The Twenty Minutes That Cost Me a Client

A few years back, I was mid-shoot on a beauty campaign, three hours into a six-hour day rate, and my first assistant called out that the kicker on the hair light had drifted two stops. Not because anyone touched it. Because I hadn’t written down the output setting when I built the setup that morning, and we’d been swapping modifiers between setups. By the time we rebuilt the look, we’d burned twenty-two minutes and the client was visibly irritated. I got the job done, but I didn’t get the callback.

That was the last shoot I ran without a locked, documented workflow from the moment I walk into the studio.

Build the Set Before Anyone Else Walks In

My call time is always ninety minutes before talent or client arrives. That’s non-negotiable, and it’s not because I’m slow. It’s because I treat the pre-shoot window as the only time I have to think clearly.

The first thing I do is tape. Every light in my studio gets a strip of masking tape on the stand, labeled with its role: KEY, FILL, HAIR, KICKER, BACKGROUND. I’ve done this for years. It looks obsessive until the moment a second shooter or assistant needs to adjust something and doesn’t have to ask me which unit is which. It saves three questions per hour. Over a ten-hour day, that’s meaningful.

Then I set ratios before I meter anything. For a standard beauty setup, I’m starting with a 3:1 key-to-fill ratio, key at f/8, fill at f/5.6, and I work outward from there. Hair light typically sits one stop above the key output to separate from the background. These aren’t creative choices at this stage. They’re baselines. I dial in the creative once the baseline is stable and metered.

I meter with a Sekonic L-858D at the subject position, incident dome pointed toward the camera axis. I take at least five readings, one at each quarter of the face zone and one at center. If the variance is more than a third of a stop across that spread, something is wrong with my modifier placement or my feathering, and I fix it before the camera comes out.

The File That Runs the Shoot

Before I ever tether to Capture One, I set up a session folder structure. Main folder by client and date. Inside that: Selects, RAW, Exports, and a Lighting subfolder. Inside Lighting, I keep a JPEG of my lighting diagram, which I build in an app I put together myself based on years of wishing existing apps matched how I actually think about setups. The diagram captures output levels, modifier types, distances, and angles. It takes four minutes to fill out.
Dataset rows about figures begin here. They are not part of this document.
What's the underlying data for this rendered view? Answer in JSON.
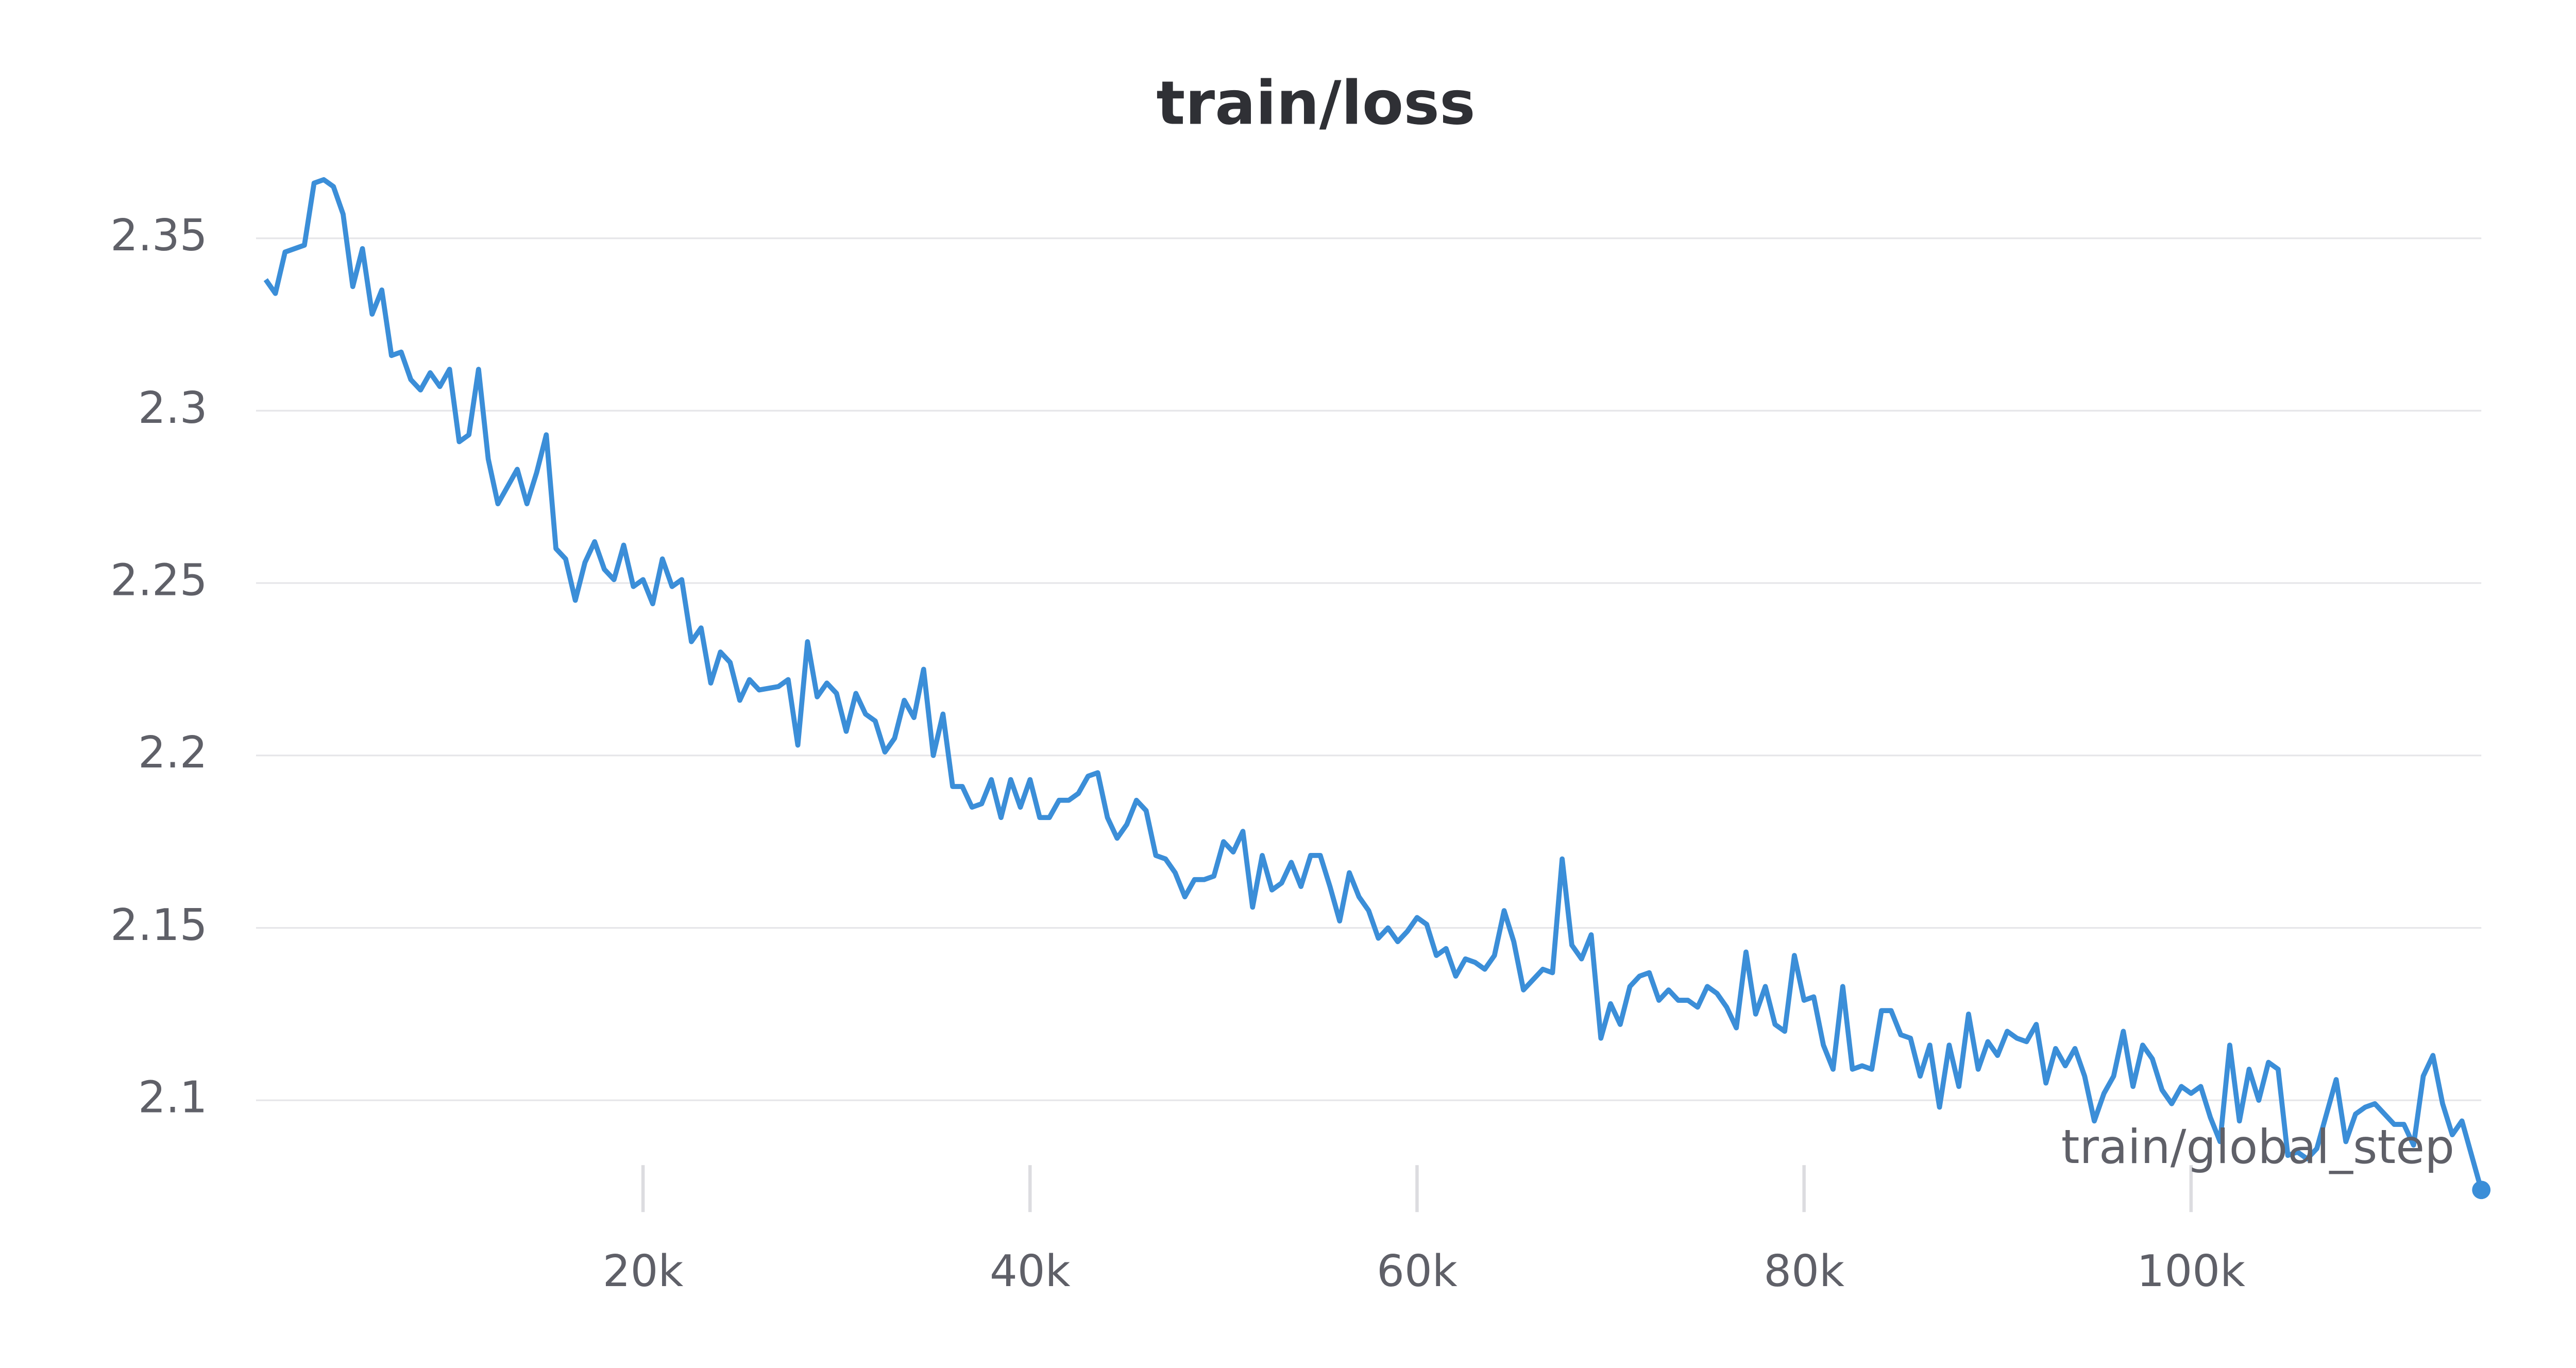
{
  "chart_data": {
    "type": "line",
    "title": "train/loss",
    "x_label": "train/global_step",
    "x": [
      500,
      1000,
      1500,
      2500,
      3000,
      3500,
      4000,
      4500,
      5000,
      5500,
      6000,
      6500,
      7000,
      7500,
      8000,
      8500,
      9000,
      9500,
      10000,
      10500,
      11000,
      11500,
      12000,
      12500,
      13000,
      13500,
      14000,
      14500,
      15000,
      15500,
      16000,
      16500,
      17000,
      17500,
      18000,
      18500,
      19000,
      19500,
      20000,
      20500,
      21000,
      21500,
      22000,
      22500,
      23000,
      23500,
      24000,
      24500,
      25000,
      25500,
      26000,
      27000,
      27500,
      28000,
      28500,
      29000,
      29500,
      30000,
      30500,
      31000,
      31500,
      32000,
      32500,
      33000,
      33500,
      34000,
      34500,
      35000,
      35500,
      36000,
      36500,
      37000,
      37500,
      38000,
      38500,
      39000,
      39500,
      40000,
      40500,
      41000,
      41500,
      42000,
      42500,
      43000,
      43500,
      44000,
      44500,
      45000,
      45500,
      46000,
      46500,
      47000,
      47500,
      48000,
      48500,
      49000,
      49500,
      50000,
      50500,
      51000,
      51500,
      52000,
      52500,
      53000,
      53500,
      54000,
      54500,
      55000,
      55500,
      56000,
      56500,
      57000,
      57500,
      58000,
      58500,
      59000,
      59500,
      60000,
      60500,
      61000,
      61500,
      62000,
      62500,
      63000,
      63500,
      64000,
      64500,
      65000,
      65500,
      66000,
      66500,
      67000,
      67500,
      68000,
      68500,
      69000,
      69500,
      70000,
      70500,
      71000,
      71500,
      72000,
      72500,
      73000,
      73500,
      74000,
      74500,
      75000,
      75500,
      76000,
      76500,
      77000,
      77500,
      78000,
      78500,
      79000,
      79500,
      80000,
      80500,
      81000,
      81500,
      82000,
      82500,
      83000,
      83500,
      84000,
      84500,
      85000,
      85500,
      86000,
      86500,
      87000,
      87500,
      88000,
      88500,
      89000,
      89500,
      90000,
      90500,
      91000,
      91500,
      92000,
      92500,
      93000,
      93500,
      94000,
      94500,
      95000,
      95500,
      96000,
      96500,
      97000,
      97500,
      98000,
      98500,
      99000,
      99500,
      100000,
      100500,
      101000,
      101500,
      102000,
      102500,
      103000,
      103500,
      104000,
      104500,
      105000,
      105500,
      106000,
      106500,
      107000,
      107500,
      108000,
      108500,
      109000,
      109500,
      110000,
      110500,
      111000,
      111500,
      112000,
      112500,
      113000,
      113500,
      114000,
      115000
    ],
    "series": [
      {
        "name": "train/loss",
        "color": "#3b8ed8",
        "values": [
          2.338,
          2.334,
          2.346,
          2.348,
          2.366,
          2.367,
          2.365,
          2.357,
          2.336,
          2.347,
          2.328,
          2.335,
          2.316,
          2.317,
          2.309,
          2.306,
          2.311,
          2.307,
          2.312,
          2.291,
          2.293,
          2.312,
          2.286,
          2.273,
          2.278,
          2.283,
          2.273,
          2.282,
          2.293,
          2.26,
          2.257,
          2.245,
          2.256,
          2.262,
          2.254,
          2.251,
          2.261,
          2.249,
          2.251,
          2.244,
          2.257,
          2.249,
          2.251,
          2.233,
          2.237,
          2.221,
          2.23,
          2.227,
          2.216,
          2.222,
          2.219,
          2.22,
          2.222,
          2.203,
          2.233,
          2.217,
          2.221,
          2.218,
          2.207,
          2.218,
          2.212,
          2.21,
          2.201,
          2.205,
          2.216,
          2.211,
          2.225,
          2.2,
          2.212,
          2.191,
          2.191,
          2.185,
          2.186,
          2.193,
          2.182,
          2.193,
          2.185,
          2.193,
          2.182,
          2.182,
          2.187,
          2.187,
          2.189,
          2.194,
          2.195,
          2.182,
          2.176,
          2.18,
          2.187,
          2.184,
          2.171,
          2.17,
          2.166,
          2.159,
          2.164,
          2.164,
          2.165,
          2.175,
          2.172,
          2.178,
          2.156,
          2.171,
          2.161,
          2.163,
          2.169,
          2.162,
          2.171,
          2.171,
          2.162,
          2.152,
          2.166,
          2.159,
          2.155,
          2.147,
          2.15,
          2.146,
          2.149,
          2.153,
          2.151,
          2.142,
          2.144,
          2.136,
          2.141,
          2.14,
          2.138,
          2.142,
          2.155,
          2.146,
          2.132,
          2.135,
          2.138,
          2.137,
          2.17,
          2.145,
          2.141,
          2.148,
          2.118,
          2.128,
          2.122,
          2.133,
          2.136,
          2.137,
          2.129,
          2.132,
          2.129,
          2.129,
          2.127,
          2.133,
          2.131,
          2.127,
          2.121,
          2.143,
          2.125,
          2.133,
          2.122,
          2.12,
          2.142,
          2.129,
          2.13,
          2.116,
          2.109,
          2.133,
          2.109,
          2.11,
          2.109,
          2.126,
          2.126,
          2.119,
          2.118,
          2.107,
          2.116,
          2.098,
          2.116,
          2.104,
          2.125,
          2.109,
          2.117,
          2.113,
          2.12,
          2.118,
          2.117,
          2.122,
          2.105,
          2.115,
          2.11,
          2.115,
          2.107,
          2.094,
          2.102,
          2.107,
          2.12,
          2.104,
          2.116,
          2.112,
          2.103,
          2.099,
          2.104,
          2.102,
          2.104,
          2.095,
          2.088,
          2.116,
          2.094,
          2.109,
          2.1,
          2.111,
          2.109,
          2.084,
          2.085,
          2.083,
          2.086,
          2.096,
          2.106,
          2.088,
          2.096,
          2.098,
          2.099,
          2.096,
          2.093,
          2.093,
          2.087,
          2.107,
          2.113,
          2.099,
          2.09,
          2.094,
          2.074
        ]
      }
    ],
    "xlim": [
      0,
      115000
    ],
    "ylim": [
      2.07,
      2.37
    ],
    "xticks": [
      {
        "value": 20000,
        "label": "20k"
      },
      {
        "value": 40000,
        "label": "40k"
      },
      {
        "value": 60000,
        "label": "60k"
      },
      {
        "value": 80000,
        "label": "80k"
      },
      {
        "value": 100000,
        "label": "100k"
      }
    ],
    "yticks": [
      2.1,
      2.15,
      2.2,
      2.25,
      2.3,
      2.35
    ],
    "grid": true
  }
}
It has saved me hours when a client comes back six months later wanting “the same look as last time.”

My tethering workflow in Capture One is set to auto-import into the session RAW folder with a naming convention that includes client initials, shoot date, and a sequence number. Something like: MBX_20250314_0001.CR3. No exceptions. Ambiguous file names are how you lose images during delivery.

I shoot a gray card frame at the top of every lighting setup, not every look, every distinct setup. White balance is set from that frame in Capture One, applied as an adjustment, and saved as a style I can sync across the batch in under thirty seconds.

When the Talent Arrives, Stop Experimenting

This is the discipline most photographers I know struggle with, including me early in my career. The moment your subject is in position, the lighting is done. You are no longer testing. You are shooting.

If I haven’t solved the setup in my pre-shoot window, that’s my problem. It is not the talent’s job to stand there while I figure out how to control a spill from my background light. Every minute a model or executive spends waiting while you fiddle with a grid is a minute that costs you credibility and costs your client money.

I keep a printed copy of the shoot brief on a clipboard near my tether station. Shot list, approved references, client notes. Between setups, I check it. Not my phone. The clipboard. The phone is for the lighting app only during a shoot.

The Anecdote That Changed How I Calibrate

Early in my career I shot my first real editorial, a double-page spread for a regional fashion title. I was using two strobes from different manufacturers, both set to what I was sure was the same output. The images were technically sharp, the poses were good, and the client rejected the entire set because the color temperature was inconsistent across the spread. One strobe was running warm. I hadn’t calibrated them against each other.

I now gel-match every strobe pairing in my studio and verify color temperature with a Calibrite ColorChecker Passport at the start of every job. Takes six minutes. That editorial mistake cost me the reprint fee and a relationship I’d spent months building. Six minutes is a reasonable price to never repeat it.

Locking Down the End of Day

Breakdown is part of the workflow, not an afterthought. After every shoot, I sketch the final lighting setup into a journal I’ve kept since 2014. Pencil on graph paper, nothing fancy. Output levels, modifier specs, distance from subject, anything the app doesn’t capture about how the light actually behaved. It’s a physical record of every commercial setup I’ve ever built. I’ve referenced it hundreds of times.

Then I coil every cable from the plug end, check every modifier for damage, and log any gear issues in a shared note my assistant and I both have access to. Nothing gets quietly broken and put away in my studio.

Shoot documentation isn’t busywork. It is the actual product of a professional studio practice, and the photographers who treat it that way are the ones who can replicate results, scale their work, and stop starting from zero every single time they walk through the door.